Location Lingo: we and our partners, the Ordnance Survey, embarked on the major exercise of collecting your nicknames for the familiar places around you. (It's not too late to contribute your nicknames - just follow the link from our homepage!). Such names could refer to a bridge, a wood, an ugly building or any item in the landscape - even your entire town. Our database now comprises thousands of names and their associated locations. They tell an important cultural and historical story of how people interact with their surroundings, as well as revealing a lot of ingenuity and humorous wordplay!

The activity met with great interest and the English Project trustees appeared widely on national radio and television describing the value and significance of vernacular geography. The work wasn't without controversy, however; many people reported amusing but derrogatory nicknames for their own towns which were picked up by their local press. The result was some heated debate in the media between council officials, who wished to defend the pleasant nature of their town, and those residents who could see an appropriateness in the nicknames.

Calligraphy at the City Museum:Child writing South Hampshire Calligraphers came to demonstrate the skill of their art and to allow others to try their hands too.  Guests included Winchester MP Steve Brine.

Place Names Past, Present and Future: our annual English Language Day lecture was a fascinating account of the origins of English place names with a look at present day trends for naming streets and communities.  It was given by Dr Paul Cavill, Director of the English Place Names Society. Find out about the place names of Hampshire in our SCHOOLS zone.

Theatre Sleuths: do you know the language of the theatre? As part of our 2010 events children were given the opportunity to play language detectives at Winchester's Theatre Royal. They found answers to such questions as: Why is it considered unlucky to whistle in the theatre?  From which ancient language does the verb audire come? The theatre borrows much termionology from which of the armed forces?

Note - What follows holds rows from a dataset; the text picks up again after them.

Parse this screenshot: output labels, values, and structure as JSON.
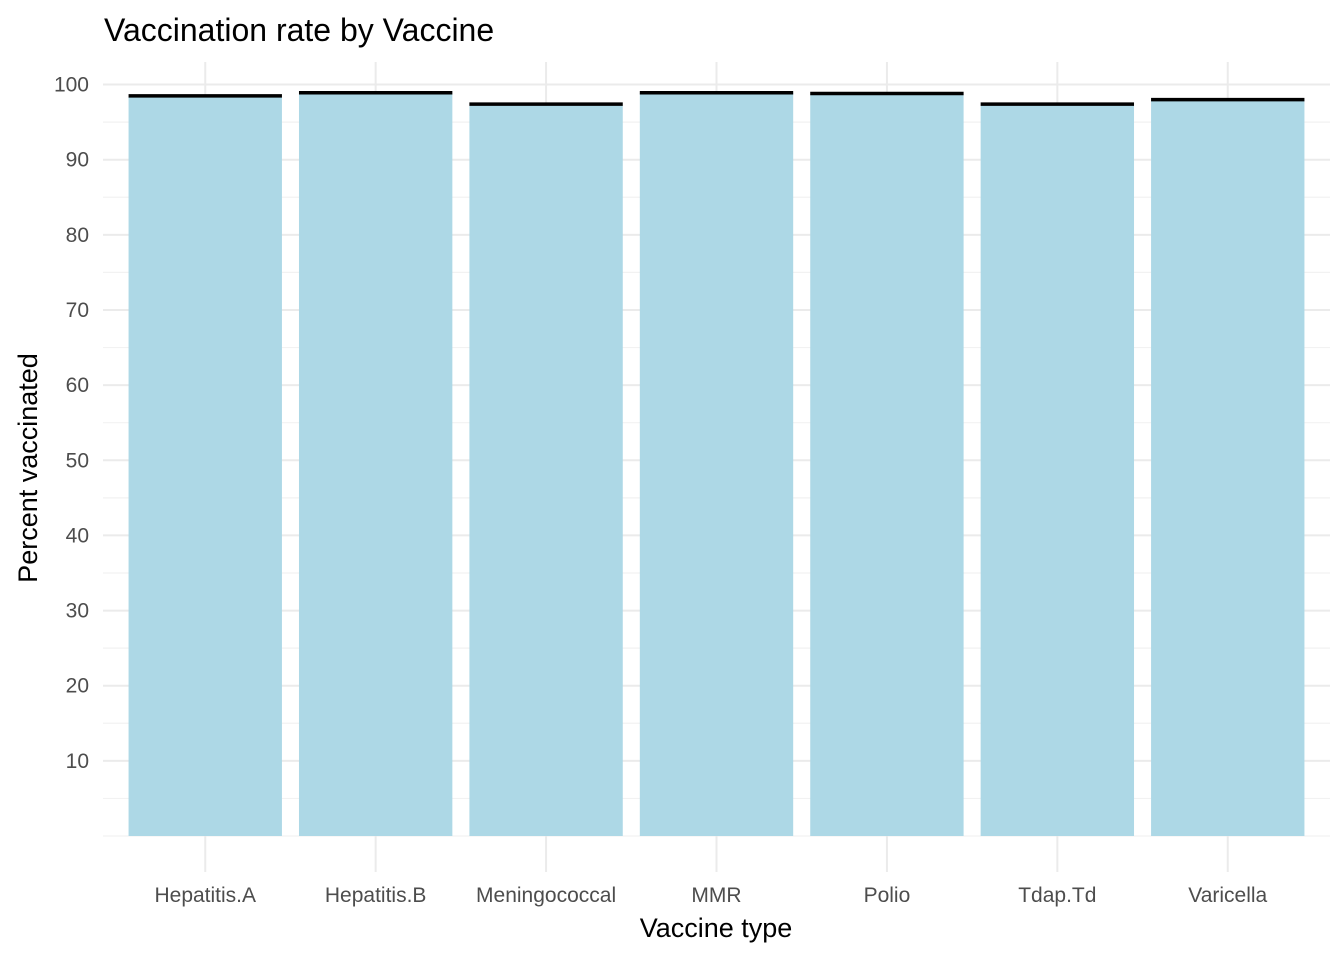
{
  "chart_data": {
    "type": "bar",
    "title": "Vaccination rate by Vaccine",
    "xlabel": "Vaccine type",
    "ylabel": "Percent vaccinated",
    "categories": [
      "Hepatitis.A",
      "Hepatitis.B",
      "Meningococcal",
      "MMR",
      "Polio",
      "Tdap.Td",
      "Varicella"
    ],
    "values": [
      98.3,
      98.8,
      97.2,
      98.9,
      98.7,
      97.3,
      97.9
    ],
    "reference_lines": [
      98.5,
      98.9,
      97.4,
      98.9,
      98.8,
      97.4,
      98.0
    ],
    "ylim": [
      0,
      103
    ],
    "y_ticks": [
      10,
      20,
      30,
      40,
      50,
      60,
      70,
      80,
      90,
      100
    ],
    "grid": true,
    "bar_color": "#add8e6",
    "reference_line_color": "#000000"
  }
}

Our young contestants also solved puzzles and word-search games and had a great time. The overall winner was Jo Welch with 15 correct answers. Find educational materials in our SCHOOLS zone.

Treasure Hunt: a fiendish treasure hunt was compiled for us by Kevin Ashman, one of TV's renowned Eggheads.  It was a very challenging trail where competitors attempted to identify Hampshire towns.  The winning prize was dinner with Kevin himself!

The Changing Face of Place Names and Toponomy:  two programmes of activities for children were created by Hampshire Archives and Local Studies to allow pupils to explore place names.  These focused on examples from the Beaulieu Estate in Hamphire.  Many schoolchildren enjoyed these exercises as part of English Language Day and the learning resources may be downloaded from our Learning Zone. 

Magic Maps: Children of a wide age-range came together to invent their own mysterious place names and make a magical map to take home with them. They also discovered how real places in Hampshire came to get their names. Magic Maps was run in: Alton, Andover, Basingstoke, Eastleigh, Fareham and Gosport.

100 Places that tell the story of the English Language: a study begun by student Isabel 'Issy' Millett during her short stay with the English Project is to become a prestigious new book to be published in 2013.

The English Language in Hampshire: English Project trustee Professor Chris Mulvey presened a lecture in Winchester's Discovery Centre which traced the English spoken in Hampshire from its historical roots to its present day influences by immigrant communities in London.  Download this and other talks by Chris Mulvey in our RESOURCES zone.

Guided Walks Exploring the Place Names of Hampshire: Tourist guides from Winchester City Guides prepared and led special walks around Alresford, Winchester, Southampton and Gosport, focussing on the weath of local place names and their history. See the WCG's 10 top tips for organising guided walks in our RESOURCES zone.

'University Challenge': the English Project's version of the popular quiz took place between the Universities of Sussex and Winchester. It was a close contest but Sussex just took the honours.